J. Lang : C’est la pensée des socialistes. Je me permets de vous renvoyer au document que nous avons élaboré collectivement sous l’impulsion de P. Moscovici, aujourd’hui ministre des affaires européennes, voici un an et demi et nous avions retenu comme perspective la construction d’une fédération d’États-nations. Je dirais en plus que ce n’est pas si utopique. Nous avons déjà accompli plus de la moitié du chemin. Mais songez que nous sommes actuellement en train de construire une Europe fédérale sans nous en rendre compte. La banque centrale, c’est quoi ? Une institution fédérale ! La commission c’est quoi ? Une institution supranationale. La Cour de justice des Communautés européennes est infiniment plus intégrationniste que la Cour suprême des États-Unis ! Quant au Parlement européen, il est aussi une esquisse de Parlement fédéral. Je crois qu’aujourd’hui, il faut redonner un coup de jeune à une Europe défraîchie, lasse, molle. Le Gouvernement français a un rôle historique à jouer. Personnellement, je lui fais confiance. Et ce que j’ai écrit est un cri du cœur, un cri d’espoir, l’espoir en notre gouvernement qui sera le Gouvernement qui accomplira ce bond historique dont nous avons besoin.

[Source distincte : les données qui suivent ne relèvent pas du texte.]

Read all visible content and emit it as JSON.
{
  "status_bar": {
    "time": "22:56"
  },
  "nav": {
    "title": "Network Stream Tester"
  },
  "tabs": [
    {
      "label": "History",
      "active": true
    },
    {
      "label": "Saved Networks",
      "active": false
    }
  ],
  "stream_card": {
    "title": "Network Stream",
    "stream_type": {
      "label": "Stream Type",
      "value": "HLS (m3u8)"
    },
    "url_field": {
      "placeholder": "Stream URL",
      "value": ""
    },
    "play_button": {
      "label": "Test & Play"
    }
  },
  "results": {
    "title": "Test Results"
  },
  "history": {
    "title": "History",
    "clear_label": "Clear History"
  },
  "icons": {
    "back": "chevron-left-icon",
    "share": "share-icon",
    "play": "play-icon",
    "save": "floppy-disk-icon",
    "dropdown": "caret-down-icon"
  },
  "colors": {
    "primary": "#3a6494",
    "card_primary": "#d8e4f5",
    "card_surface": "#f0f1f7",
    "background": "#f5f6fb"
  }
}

Europe 1 : Je voudrais vous poser une question d’actualité. On a parlé ces derniers jours de rumeurs de préparation d’une opération militaire au sujet de Karadzic. Est-ce que vous êtes partisan d’une opération de force pour l’arrêter ?

J. Lang : Je crois qu’il faut respecter les différents accords qui ont été conclus, en particulier en liaison avec l’OTAN. Il me semble que si nous réussissions à mettre la main sur cet assassin, ce serait un point marqué vers une politique extérieure encore en faible gestation d’une Europe.

Europe 1 : Mais pour cela il faut utiliser la force !

J. Lang : Précisément, voilà un des sujets sur lesquels, à Amsterdam, on a peu avancé et même plutôt reculé, sur la défense commune, la sécurité commune, sur la politique extérieure.

Europe 1 : Vous n’avez pas l’impression que les Allemands nous donnent là une petite leçon ?

J. Lang : Pourquoi les Allemands ? Non ! Nous avons-nous-mêmes souhaité aller de l’avant. Il faut dire que le Président de la République actuel a donné le coup de rein nécessaire qui a permis d’aboutir à une sortie de guerre. Aujourd’hui, si on met la main sur Karadzic, ce sera une bonne chose et en même temps un encouragement peut-être à créer, un jour, ce tribunal international que nous appelons de nos vœux parce qu’il n’y a pas que Karadzic, il y a aussi tous les criminels et assassins dans différentes parties du monde, en particulier, en ce moment en Afrique, et qu’il faudrait sanctionner. Voilà une des raisons de plus pour construire une Europe qui peut être une fabuleuse aventure pour les nouvelles générations.